Each week, E-Learning Heroes post a new e-learning challenge for developers to complete. The idea is to try something new, find inspiration or showcase your skills. Visit the Articulate Community webpage to find out more about the different challenges. 

I’ve been meaning to participate in an e-learning challenge for a REALLY long time and finally got round to it. Challenge number #222 is my first attempt and this post outlines how I created it.


I recently started using the cloud-based animation software Vyond. I decided that I wanted to try combining Vyond with Articulate as part of my challenge. I also decided that the first challenge I would attempt would be #222 and the description is below:

Using variables to capture a learner’s name is one of the most common ways to build more personalized and dynamic e-learning. It’s also one of the easiest ways to begin working with variables and variable references in e-learning. And that’s what this week’s challenge is all about!


I really enjoy using variables in my designs; creating different scenarios and routes. I decided to create a demo and found inspiration whilst watching a travel program on TV. I decided that my challenge would be based on the 7 Wonders of the World with a gamification feel.
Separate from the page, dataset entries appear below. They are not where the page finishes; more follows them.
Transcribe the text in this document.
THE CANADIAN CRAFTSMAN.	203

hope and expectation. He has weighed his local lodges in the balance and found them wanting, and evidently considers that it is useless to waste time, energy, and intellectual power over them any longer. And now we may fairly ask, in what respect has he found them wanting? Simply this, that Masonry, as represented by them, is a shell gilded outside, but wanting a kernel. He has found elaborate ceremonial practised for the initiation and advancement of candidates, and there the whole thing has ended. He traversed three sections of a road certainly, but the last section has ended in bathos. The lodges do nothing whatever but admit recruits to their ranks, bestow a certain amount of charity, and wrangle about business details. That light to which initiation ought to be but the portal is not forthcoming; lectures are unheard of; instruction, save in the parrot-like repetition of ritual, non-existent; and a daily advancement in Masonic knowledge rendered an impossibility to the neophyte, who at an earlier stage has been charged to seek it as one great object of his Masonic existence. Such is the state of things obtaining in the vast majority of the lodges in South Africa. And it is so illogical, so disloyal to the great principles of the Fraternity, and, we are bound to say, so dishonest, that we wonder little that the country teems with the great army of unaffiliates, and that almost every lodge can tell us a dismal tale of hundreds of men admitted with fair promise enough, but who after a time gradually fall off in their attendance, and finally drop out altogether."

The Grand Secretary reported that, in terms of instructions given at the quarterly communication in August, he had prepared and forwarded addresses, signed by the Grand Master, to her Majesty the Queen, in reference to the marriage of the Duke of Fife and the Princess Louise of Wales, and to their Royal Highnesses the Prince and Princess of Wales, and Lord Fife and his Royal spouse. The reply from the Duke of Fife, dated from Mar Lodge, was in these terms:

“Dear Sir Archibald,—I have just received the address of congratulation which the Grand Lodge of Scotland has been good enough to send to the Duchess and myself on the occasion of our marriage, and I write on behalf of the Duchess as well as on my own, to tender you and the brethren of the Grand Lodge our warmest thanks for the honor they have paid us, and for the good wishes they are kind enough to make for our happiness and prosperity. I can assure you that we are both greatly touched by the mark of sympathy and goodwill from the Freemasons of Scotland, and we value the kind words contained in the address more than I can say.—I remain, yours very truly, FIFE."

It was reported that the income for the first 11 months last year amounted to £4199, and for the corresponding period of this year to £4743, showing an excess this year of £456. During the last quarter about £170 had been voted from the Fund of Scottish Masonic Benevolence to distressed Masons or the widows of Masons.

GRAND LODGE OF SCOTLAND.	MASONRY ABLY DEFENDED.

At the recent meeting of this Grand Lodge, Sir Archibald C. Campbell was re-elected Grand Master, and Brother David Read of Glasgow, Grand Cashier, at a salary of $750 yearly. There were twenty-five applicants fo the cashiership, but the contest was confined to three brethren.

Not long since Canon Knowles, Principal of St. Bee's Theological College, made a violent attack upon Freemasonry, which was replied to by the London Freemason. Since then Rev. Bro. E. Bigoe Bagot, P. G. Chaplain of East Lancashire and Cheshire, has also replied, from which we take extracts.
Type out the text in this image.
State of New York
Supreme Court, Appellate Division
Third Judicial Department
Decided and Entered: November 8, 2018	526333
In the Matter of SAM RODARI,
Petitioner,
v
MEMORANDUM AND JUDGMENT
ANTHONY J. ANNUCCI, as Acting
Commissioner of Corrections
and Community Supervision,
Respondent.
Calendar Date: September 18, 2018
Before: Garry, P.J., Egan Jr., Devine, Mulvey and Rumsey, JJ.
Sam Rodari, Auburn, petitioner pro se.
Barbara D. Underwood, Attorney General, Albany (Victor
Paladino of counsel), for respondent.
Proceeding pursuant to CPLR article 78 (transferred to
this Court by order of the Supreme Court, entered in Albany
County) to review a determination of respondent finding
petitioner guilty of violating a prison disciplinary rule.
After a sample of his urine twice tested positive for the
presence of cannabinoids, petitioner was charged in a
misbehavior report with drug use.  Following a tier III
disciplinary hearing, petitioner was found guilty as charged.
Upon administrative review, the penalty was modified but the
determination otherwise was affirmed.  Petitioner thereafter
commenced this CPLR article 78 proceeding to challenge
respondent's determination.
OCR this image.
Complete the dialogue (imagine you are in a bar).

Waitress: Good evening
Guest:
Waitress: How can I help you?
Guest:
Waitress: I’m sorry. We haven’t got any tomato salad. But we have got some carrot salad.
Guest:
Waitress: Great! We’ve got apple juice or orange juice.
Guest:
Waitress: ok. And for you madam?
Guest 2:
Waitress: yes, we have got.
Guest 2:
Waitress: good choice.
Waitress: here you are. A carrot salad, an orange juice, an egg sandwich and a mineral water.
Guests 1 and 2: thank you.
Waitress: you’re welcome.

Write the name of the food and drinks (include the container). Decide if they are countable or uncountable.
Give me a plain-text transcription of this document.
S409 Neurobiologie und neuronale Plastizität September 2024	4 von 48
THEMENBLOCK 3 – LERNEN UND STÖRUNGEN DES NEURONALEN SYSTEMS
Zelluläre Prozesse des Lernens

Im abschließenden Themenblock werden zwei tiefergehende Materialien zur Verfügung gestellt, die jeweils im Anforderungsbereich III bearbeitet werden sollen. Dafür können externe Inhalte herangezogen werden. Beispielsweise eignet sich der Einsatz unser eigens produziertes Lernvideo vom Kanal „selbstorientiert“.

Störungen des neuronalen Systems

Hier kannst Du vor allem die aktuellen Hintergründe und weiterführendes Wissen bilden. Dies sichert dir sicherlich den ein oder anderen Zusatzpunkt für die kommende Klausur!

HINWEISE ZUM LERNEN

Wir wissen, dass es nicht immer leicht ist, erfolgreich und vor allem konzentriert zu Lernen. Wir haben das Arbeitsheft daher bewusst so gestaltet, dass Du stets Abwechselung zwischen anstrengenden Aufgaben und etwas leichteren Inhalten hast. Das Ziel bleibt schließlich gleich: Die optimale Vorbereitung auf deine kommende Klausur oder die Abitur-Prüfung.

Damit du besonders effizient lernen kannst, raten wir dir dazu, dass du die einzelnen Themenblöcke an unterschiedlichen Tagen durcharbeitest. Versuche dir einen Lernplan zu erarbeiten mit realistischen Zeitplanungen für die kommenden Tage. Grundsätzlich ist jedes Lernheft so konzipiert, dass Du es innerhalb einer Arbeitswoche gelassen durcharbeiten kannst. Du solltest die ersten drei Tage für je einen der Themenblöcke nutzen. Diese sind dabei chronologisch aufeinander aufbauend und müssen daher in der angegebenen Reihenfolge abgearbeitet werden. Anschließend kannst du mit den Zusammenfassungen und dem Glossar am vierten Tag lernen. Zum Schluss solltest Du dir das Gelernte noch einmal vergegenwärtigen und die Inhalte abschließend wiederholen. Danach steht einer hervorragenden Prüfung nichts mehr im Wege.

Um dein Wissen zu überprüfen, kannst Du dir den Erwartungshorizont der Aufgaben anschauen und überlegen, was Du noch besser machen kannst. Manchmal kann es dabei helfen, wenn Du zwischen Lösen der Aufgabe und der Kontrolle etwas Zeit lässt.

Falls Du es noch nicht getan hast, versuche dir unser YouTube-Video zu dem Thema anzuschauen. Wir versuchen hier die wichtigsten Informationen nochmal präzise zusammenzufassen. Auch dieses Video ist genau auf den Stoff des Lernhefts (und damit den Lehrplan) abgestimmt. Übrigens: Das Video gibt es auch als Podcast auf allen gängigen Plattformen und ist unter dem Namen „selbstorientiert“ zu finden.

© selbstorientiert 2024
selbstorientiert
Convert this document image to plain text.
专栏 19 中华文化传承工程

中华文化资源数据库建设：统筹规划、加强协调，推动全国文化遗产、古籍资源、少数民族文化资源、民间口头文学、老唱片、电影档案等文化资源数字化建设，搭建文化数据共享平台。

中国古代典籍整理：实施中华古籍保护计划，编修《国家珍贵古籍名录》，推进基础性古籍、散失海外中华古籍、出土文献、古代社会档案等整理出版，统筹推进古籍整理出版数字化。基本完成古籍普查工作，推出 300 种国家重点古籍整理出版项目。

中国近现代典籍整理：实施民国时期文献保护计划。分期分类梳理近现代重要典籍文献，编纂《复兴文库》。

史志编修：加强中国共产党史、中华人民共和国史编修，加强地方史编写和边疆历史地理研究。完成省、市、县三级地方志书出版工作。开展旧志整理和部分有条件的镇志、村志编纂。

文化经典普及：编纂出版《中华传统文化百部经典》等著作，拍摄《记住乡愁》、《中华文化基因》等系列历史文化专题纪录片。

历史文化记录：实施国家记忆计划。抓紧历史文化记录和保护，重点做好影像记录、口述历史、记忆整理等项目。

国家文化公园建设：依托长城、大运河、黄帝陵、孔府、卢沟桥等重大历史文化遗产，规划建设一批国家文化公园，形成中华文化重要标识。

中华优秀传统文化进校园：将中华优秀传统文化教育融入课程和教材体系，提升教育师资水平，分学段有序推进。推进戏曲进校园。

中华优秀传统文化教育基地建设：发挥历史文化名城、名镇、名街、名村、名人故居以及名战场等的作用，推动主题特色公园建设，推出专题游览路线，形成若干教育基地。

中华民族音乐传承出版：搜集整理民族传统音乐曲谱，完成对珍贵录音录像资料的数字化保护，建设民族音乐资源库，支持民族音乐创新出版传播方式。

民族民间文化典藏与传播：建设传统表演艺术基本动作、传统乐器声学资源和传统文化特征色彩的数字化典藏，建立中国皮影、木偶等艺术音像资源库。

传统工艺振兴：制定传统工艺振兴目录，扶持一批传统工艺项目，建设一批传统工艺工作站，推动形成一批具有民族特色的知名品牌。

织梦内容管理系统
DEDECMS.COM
As this challenge was for fun (and for myself!) I didn’t storyboard the initial design, as I had an idea in my head for the look and feel. I decided I wanted to create an e-learning demo to teach 10-year-olds’ about the 7 wonders of the (modern) world. To meet the criteria of the challenge, I wanted to include the following interactions (all using variables).

  • Learner to choose a character
  • Capture the characters name (the main point of the challenge!)
  • Include a question
  • Then give the learner a choic

The idea is that the learner would travel around the world and visit the 7 wonders. The learner would pick a character, name the character then choose a country to visit. The learner would essentially be designing their “passport” and then have an interaction with airport staff when checking-in. Once the learner had chosen a name for their character, it would be stored in a variable and referenced throughout the course.


Using Vyond: I created the images and videos using the contemporary character set. I was extremely proud of the design of my “passport” – the software didn’t include a prop for this so had to create one myself.

Passport I created using different shapes in Vyond.

Using Articulate 360: I created 1 introduction slide, embedded the introduction mp4 and included a start button. I then designed a “pick a character” scene followed by a scenario of 4 slides (and included the use of a few layers). I designed the first scenario, then duplicated the 4 slides and changed the character from a girl to a boy. I used 4 variables in this project:

  • boy_name: A variable to save the name of your character if you chose the boy (text variable).
  • girl_name: A variable to save the name of your character if you chose the girl (text variable).
  • country_number: A variable to store the number of countries visited. Oh! And depending on what number you enter, there are 4 different responses (number variable).
  • character_choice: A variable to save which character you chose at the start (true/false boolean variable).

Technically, I only really needed to include 1 variable for the name input, however I like to create separate variables for each scenario for consistency (and you never know where you might use it later on..). After the learner has entered a name, I then declared the variable in the interaction with the airport staff.

Articulate Storyline 360: Declaring a variable.

I also used triggers to move the learner to different scenes depending on which variables were equal to true. For example, when you select the boy character, the variable changes from false to true. If the boy variable is true, you see the boy in the last scene. If the girl scenario is true, you see the girl in the last scene.


I really enjoyed creating this mini demo for the e-learning challenge. I concentrated more on design rather than the learning content. I really wanted to experiment with Storyline, variable, scenarios and Vyond and I’m happy with how this little project turned out.

Skills Demonstrated
  • Articulate Storyline 360, Variables and Scenarios
  • Vyond, creating props and animations
  • Design
Tools Used
  • Articulate Storyline 360
  • Vyond

You can access the final version of this learning course here. Please note, in order for this to display as intended, you should use Google Chrome. 

2 thoughts on “E-Learning Challenges: Using Text Variables to Capture and Display Learner’s Name #222

  1. Dianne Hope says:

    Very creative Amy – well done! I really like your use of Vyond and how you incorporated this in Storyline.

    I had to think for a minute which software Vyond was – it used to be called GoAnimate. I have a funny story about a fellow freelancer who was speaking to a client who asked her if she used “goanna mate” – we’re in Australia, so this may explain her interpretation of the correct name of the software! She took a while to work out what this client was on about – I’m wondering if this kind of confusion contributed to the name change at all?!

    Anyway, I hope you can find time to enter more of the ELH Challenges.